Our last adventure was sandboarding in Lancelin where I managed to brake too hard and fly head over heels off my board, luckily with no lasting injuries except bruised pride and sand EVERYWHERE. It was really fine as well so I still have it in my hair right now 6 days later…
To cap off an amazing week up the West coast I had a whirlwind last week in Perth. I walked into Subiaco on Tuesday, managing to get lost looking for the market and instead finding a different market with bargain pumpkins (that is not a euphemism). Wednesday consisted of visiting the art gallery with Nat from my trip and going out for drinks and food with the rest of Team Awesome in the evening. Thursday was spent meeting up with Nat and Amanda for dinner then wandering up to King's Park where I found a stray Fabio at the lookout point! So we spent the afternoon strolling round the park, seeing the botanic gardens, walking on the treetop walk - a free one this time! - and admiring the fantastic views of Perth from the lookout points. I was very tired after a long afternoon on my feet!

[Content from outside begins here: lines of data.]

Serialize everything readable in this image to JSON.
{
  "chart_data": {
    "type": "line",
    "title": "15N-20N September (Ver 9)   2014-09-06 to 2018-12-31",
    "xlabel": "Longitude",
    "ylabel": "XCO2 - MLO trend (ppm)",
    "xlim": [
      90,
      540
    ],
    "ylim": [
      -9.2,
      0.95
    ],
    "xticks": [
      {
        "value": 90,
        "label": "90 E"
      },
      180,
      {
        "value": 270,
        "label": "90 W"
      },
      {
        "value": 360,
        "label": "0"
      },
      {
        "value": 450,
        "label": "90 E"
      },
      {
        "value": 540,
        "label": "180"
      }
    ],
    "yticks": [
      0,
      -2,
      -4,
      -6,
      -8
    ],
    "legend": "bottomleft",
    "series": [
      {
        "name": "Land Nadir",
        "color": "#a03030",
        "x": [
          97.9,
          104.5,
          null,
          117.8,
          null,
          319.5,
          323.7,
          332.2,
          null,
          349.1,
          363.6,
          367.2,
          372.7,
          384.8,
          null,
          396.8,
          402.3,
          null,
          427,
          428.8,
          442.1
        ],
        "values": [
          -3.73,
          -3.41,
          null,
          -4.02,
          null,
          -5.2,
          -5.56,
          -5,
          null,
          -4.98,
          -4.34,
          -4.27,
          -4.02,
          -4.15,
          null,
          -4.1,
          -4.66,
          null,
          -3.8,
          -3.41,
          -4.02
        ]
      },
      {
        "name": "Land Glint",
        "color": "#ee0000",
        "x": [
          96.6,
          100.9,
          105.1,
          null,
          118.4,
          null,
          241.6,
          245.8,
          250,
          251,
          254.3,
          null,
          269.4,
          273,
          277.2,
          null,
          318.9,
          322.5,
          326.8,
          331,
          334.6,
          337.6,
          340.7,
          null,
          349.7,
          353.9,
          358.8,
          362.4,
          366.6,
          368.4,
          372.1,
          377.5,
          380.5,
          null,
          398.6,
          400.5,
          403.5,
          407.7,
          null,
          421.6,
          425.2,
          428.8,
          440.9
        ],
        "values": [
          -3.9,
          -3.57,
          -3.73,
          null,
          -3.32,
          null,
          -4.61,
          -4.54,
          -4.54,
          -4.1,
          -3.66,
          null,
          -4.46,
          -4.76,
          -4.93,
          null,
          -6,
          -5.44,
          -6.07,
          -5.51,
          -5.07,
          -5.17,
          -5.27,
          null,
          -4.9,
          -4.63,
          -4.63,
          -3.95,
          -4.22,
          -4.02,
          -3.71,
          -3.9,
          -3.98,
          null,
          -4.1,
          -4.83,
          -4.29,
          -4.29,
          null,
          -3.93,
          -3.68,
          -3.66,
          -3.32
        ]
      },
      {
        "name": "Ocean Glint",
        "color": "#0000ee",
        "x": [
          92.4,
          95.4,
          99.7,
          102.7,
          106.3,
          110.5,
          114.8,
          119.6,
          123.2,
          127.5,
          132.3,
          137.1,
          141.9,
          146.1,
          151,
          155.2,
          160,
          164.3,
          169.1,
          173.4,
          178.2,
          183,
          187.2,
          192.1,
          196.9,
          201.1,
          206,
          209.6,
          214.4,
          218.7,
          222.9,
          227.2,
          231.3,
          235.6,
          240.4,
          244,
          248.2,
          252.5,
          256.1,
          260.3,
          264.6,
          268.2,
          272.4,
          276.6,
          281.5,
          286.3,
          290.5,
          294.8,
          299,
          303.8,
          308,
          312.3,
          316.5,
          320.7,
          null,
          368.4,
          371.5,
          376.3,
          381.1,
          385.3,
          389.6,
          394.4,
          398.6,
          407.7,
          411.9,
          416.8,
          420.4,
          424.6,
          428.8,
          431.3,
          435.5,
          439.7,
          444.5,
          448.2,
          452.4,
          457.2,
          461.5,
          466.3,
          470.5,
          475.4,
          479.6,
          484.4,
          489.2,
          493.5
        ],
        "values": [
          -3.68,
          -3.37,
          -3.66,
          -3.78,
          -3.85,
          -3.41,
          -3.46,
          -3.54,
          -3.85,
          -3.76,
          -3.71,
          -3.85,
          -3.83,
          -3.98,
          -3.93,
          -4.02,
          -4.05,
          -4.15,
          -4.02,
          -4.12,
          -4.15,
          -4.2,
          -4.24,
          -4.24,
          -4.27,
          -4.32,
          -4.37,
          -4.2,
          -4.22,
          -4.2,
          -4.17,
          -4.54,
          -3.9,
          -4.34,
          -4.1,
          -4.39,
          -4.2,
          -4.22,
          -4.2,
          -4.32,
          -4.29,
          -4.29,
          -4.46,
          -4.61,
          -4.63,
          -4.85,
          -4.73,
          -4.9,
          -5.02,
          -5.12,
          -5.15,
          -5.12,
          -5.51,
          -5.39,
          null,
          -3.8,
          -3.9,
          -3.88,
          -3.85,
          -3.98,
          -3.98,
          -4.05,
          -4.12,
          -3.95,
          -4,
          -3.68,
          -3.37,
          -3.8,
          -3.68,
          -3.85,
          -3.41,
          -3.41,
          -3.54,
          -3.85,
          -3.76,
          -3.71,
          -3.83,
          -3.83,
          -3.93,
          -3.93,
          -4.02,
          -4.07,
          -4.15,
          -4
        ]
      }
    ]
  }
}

Nina returned on Thursday night ready for our flight to Alice Springs on Monday so our last few days have been spent catching up, getting last minute shopping, going to the gym with Lauren (for me anyway), packing, saying goodbye to Josh and Hannah *sniff* and a night on the wine whereby I managed to smack my knee on a bronze statue causing immense pain. What a fool!
Thus ends my time on the West coast. A time of unforgettable experiences, both good and bad, meeting friends new and old and creating memories I'll treasure for years to come (and photos I can put on my wall and pretend they are real art). All that is left to say is bring on the East coast!